Wie lautet Ihr Vorschlag für die Marcelli-Kreuzung?
Merkel: Die von der SWK auf dem Radweg geplante provisorische einspurige Straße mit Schlenker über das Landschaftsschutzgebiet sollte nach der Kanal-Baumaßnahme weiter für Radfahrer und Fußgänger genutzt werden. Das Tiefbauamt geht aber nicht auf den Vorschlag ein. Wieso eigentlich nicht?
Sie haben sich für den Kinderkarnevalszug in Verberg eingesetzt. In welcher Form?
Merkel: Es freut mich, dass die KG Verberg dieses Jahr wieder einen Kinderkarnevalszug veranstaltet. Wir sind als Bezirksvertretung nicht für die Veranstaltung verantwortlich. Dennoch haben wir beschlossen, sogenannte bezirksbezogene Mittel in Höhe von 1000 Euro als Unterstützung an den Verein für Brauchtumspflege zu überweisen.
Welche Themen werden Sie in diesem Jahr weiter beschäftigen?
Merkel: Beispielsweise der Bau einer neuen Niepkuhlen-Brücke. Das Geld dafür ist etatisiert und muss bis 2018 ausgegeben werden. Es wäre gut, wenn die Maßnahme um ein Jahr vorgezogen werden könnte. Doch dafür brauchen wir einen Ratsbeschluss, um die 475 000 Euro in den neuen Haushalt einstellen zu können.
Wie wollen Sie das erreichen?
Merkel: Die Fraktionen in der BZV unterstützen mein Anliegen. Jetzt müssen sie in ihren eigenen Fraktionen Lobbyarbeit dafür machen. Ich setze da ganz stark auf Marc Blondin, Vorsitzender des Bürgervereins Traar wie auch CDU-Kreisvorsitzender.
Ab diesem Monat sollen auf dem Traarer Festplatz etwa 150 Flüchtlinge für gut zwei Jahre untergebracht werden.
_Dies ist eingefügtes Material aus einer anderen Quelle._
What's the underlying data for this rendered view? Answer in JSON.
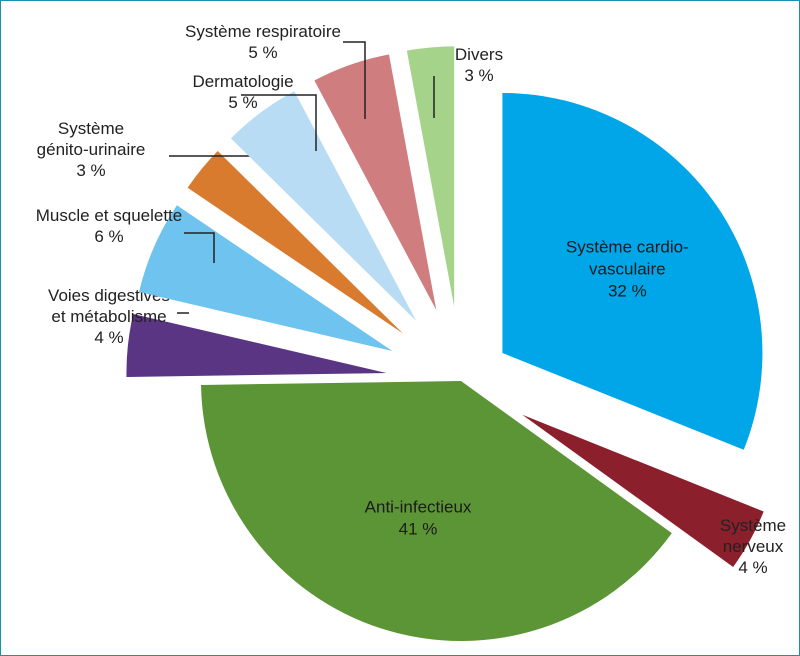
{
  "chart_data": {
    "type": "pie",
    "title": "",
    "slices": [
      {
        "name": "Système cardio-vasculaire",
        "lines": [
          "Système cardio-",
          "vasculaire",
          "32 %"
        ],
        "value": 32,
        "color": "#00a6e8"
      },
      {
        "name": "Système nerveux",
        "lines": [
          "Système",
          "nerveux",
          "4 %"
        ],
        "value": 4,
        "color": "#8b1f2b"
      },
      {
        "name": "Anti-infectieux",
        "lines": [
          "Anti-infectieux",
          "41 %"
        ],
        "value": 41,
        "color": "#5c9535"
      },
      {
        "name": "Voies digestives et métabolisme",
        "lines": [
          "Voies digestives",
          "et métabolisme",
          "4 %"
        ],
        "value": 4,
        "color": "#5a3583"
      },
      {
        "name": "Muscle et squelette",
        "lines": [
          "Muscle et squelette",
          "6 %"
        ],
        "value": 6,
        "color": "#6ec3ef"
      },
      {
        "name": "Système génito-urinaire",
        "lines": [
          "Système",
          "génito-urinaire",
          "3 %"
        ],
        "value": 3,
        "color": "#d97b2f"
      },
      {
        "name": "Dermatologie",
        "lines": [
          "Dermatologie",
          "5 %"
        ],
        "value": 5,
        "color": "#b7dcf4"
      },
      {
        "name": "Système respiratoire",
        "lines": [
          "Système respiratoire",
          "5 %"
        ],
        "value": 5,
        "color": "#d07d7f"
      },
      {
        "name": "Divers",
        "lines": [
          "Divers",
          "3 %"
        ],
        "value": 3,
        "color": "#a6d38a"
      }
    ]
  }
}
Wegen des Standortes gab es viel Unruhe bei den Bürgern. Wie erleben Sie das?
Merkel: Der Vorschlag der Verwaltung zum alternativen Festplatz ist genial. Die Traglufthalle kann dort nicht aufgebaut werden, aber die Fläche kann für Feste und Aktivitäten genutzt werden. Auch das Engagement des Bürgervereins Traar ist vorbildlich.
Welche Auswirkungen hat der alternative Festplatz auf die dort geplante Ansiedlung eines neuen Nahversorgers?
Merkel: Dadurch gibt es keine Verzögerung. Der Supermarkt ist voll im Zeitplan. Er ist für 2018 auf dieser Fläche angedacht. Die Traglufthalle ist dort nur für zwei Jahre geplant. Somit ist der Dampf raus aus dem Thema.
Wie können Sie als Bezirksvertreter das friedliche Miteinander von Bürgern und Flüchtlingen begleiten?
Merkel: Indem die BZV einerseits den neugegründeten Initiativkreis ideell und finanziell unterstützt. Und wir uns andererseits dafür einsetzen, dass die Bürger kurz vor der Ankunft der Flüchtlinge die Gelegenheit erhalten, sich die Traglufthalle einmal anzuschauen. Nur wer alles ganz genau kennt, lebt ohne Angst. Ist alles transparent, gelingt die Integration.